Skytrax Data #3: The OLS Model
Skytrax Data #3: The OLS Model¶
In this post, we're going to examine one way someone might evaluate which rating is the "most important" one in predicting passengers' overall ratings: By examining coefficients in a multiple regression. Recall that besides passengers' overall ratings, there were 7 other criteria: their ratings of the flight's seat comfort, cabin staff, food and beverage, inflight entertainment, ground service, wifi connectivity, and value for money.
import psycopg2
import pandas as pd
import numpy as np
from sqlalchemy import create_engine
import math
import statsmodels.api as sm
#This connects to the postgres database above.
connection = psycopg2.connect("dbname = skytrax user=skytraxadmin password=skytraxadmin")
cursor = connection.cursor()
connection.rollback()
cursor.execute('SELECT * from airline;')
data = cursor.fetchall()
data = pd.DataFrame(data)
descriptions = [desc[0] for desc in cursor.description]
data.columns = descriptions
data.count()
In our subsequent analysis, we're going to ignore ground service ratings as well as wifi connectivity rating because, as you can see, these have very limited data.
from pandas.stats.api import ols as olspd
olspd(y= data['overall_rating'], x = data[['seat_comfort_rating', 'cabin_staff_rating',\
'food_beverages_rating', 'inflight_entertainment_rating',\
'value_money_rating']])
First, this tells us that the model with these 5 predictors predicts about 79% of the variance in participants' overall ratings. In addition, the F-test tells us that this percentage is statistically significant, although it has to be said that with such a large sample (n = 28341), this test was probably always going to be significant.
Second, each of the coefficients tell us the change in Y (overall_ratings) for each unit change in that predictor. For example, for each unit change in passengers' seat comfort ratings, passengers overall ratings increased by .43 points.
In the case of passengers' seat comfort ratings, this relationship is statistically significant. In fact, in this analysis, all the predictors are significantly related to passengers' overall ratings.
However, it should be said that statistical significance and practical significance are not the same. From the coefficients, for example, each unit change in passengers' inflight entertainment ratings only increased their overall rating by 0.03, but each unit change in passengers' value for money ratings increased their overall ratings by .98 points.

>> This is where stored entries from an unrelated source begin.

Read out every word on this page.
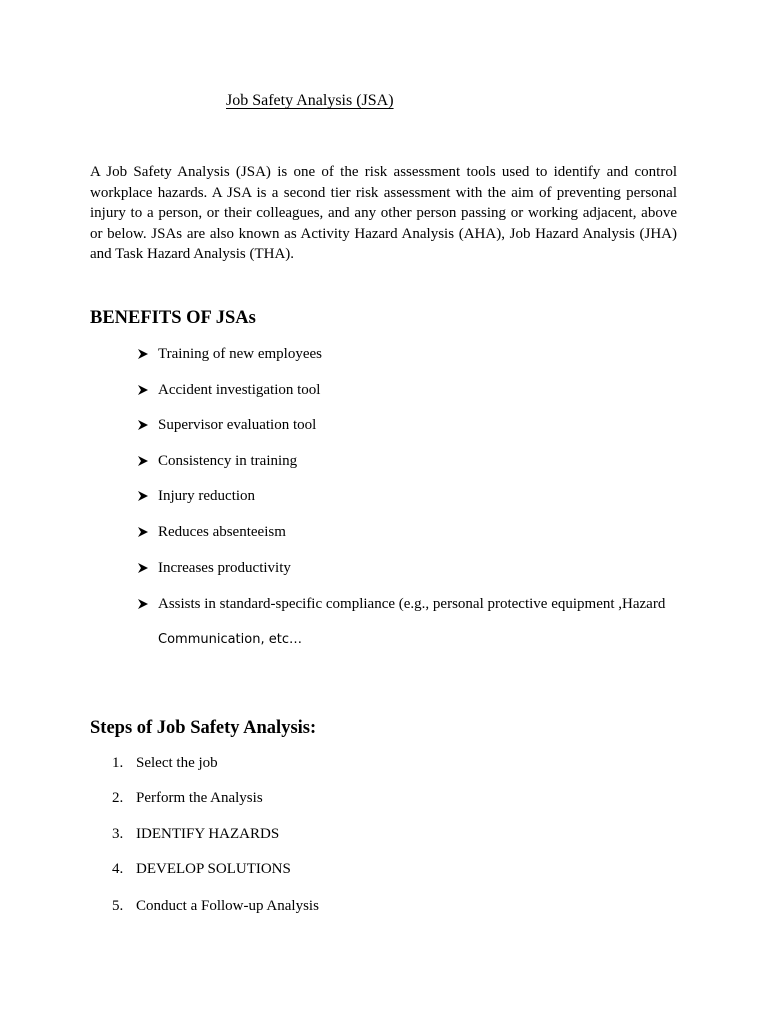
Job Safety Analysis (JSA)

A Job Safety Analysis (JSA) is one of the risk assessment tools used to identify and control workplace hazards. A JSA is a second tier risk assessment with the aim of preventing personal injury to a person, or their colleagues, and any other person passing or working adjacent, above or below. JSAs are also known as Activity Hazard Analysis (AHA), Job Hazard Analysis (JHA) and Task Hazard Analysis (THA).

BENEFITS OF JSAs
Training of new employees
Accident investigation tool
Supervisor evaluation tool
Consistency in training
Injury reduction
Reduces absenteeism
Increases productivity
Assists in standard-specific compliance (e.g., personal protective equipment ,Hazard
Communication, etc…
Steps of Job Safety Analysis:
1. Select the job
2. Perform the Analysis
3. IDENTIFY HAZARDS
4. DEVELOP SOLUTIONS
5. Conduct a Follow-up Analysis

That said, the coefficients in this analysis are conditional in that they are adjusted for one another. In other words, these coefficients represent what we know about the relationship between passenger ratings of each of the criteria given our knowledge of how they rated the other elements.
Trying to isolate the impact of a single predictor is not as simple as running 5 separate regression models, because the predictors are correlated. We can illustrate this as follows:
import statsmodels.api as sm
predictors = ['seat_comfort_rating', 'cabin_staff_rating', 'food_beverages_rating', 'inflight_entertainment_rating',\
'value_money_rating']
cleaned_data = data[['overall_rating','seat_comfort_rating', 'cabin_staff_rating', 'food_beverages_rating', 'inflight_entertainment_rating',\
'value_money_rating']]
cleaned_data = cleaned_data.dropna()
for predictor in predictors:
#x = sm.add_constant(cleaned_data[predictor])
model = sm.OLS(cleaned_data[predictor], cleaned_data['overall_rating'])
results = model.fit()
print '{0} coefficient: {1}'.format(predictor, results.params[0])
print '{0} rsquared: {1}'.format(predictor, results.rsquared)
As you can see, the five separate OLS models give us five R2 values that do not add up to 100% of variance explained. This is because the five predictors are correlated. In a future post, we will use Shapley Value Regression to try and tease them apart.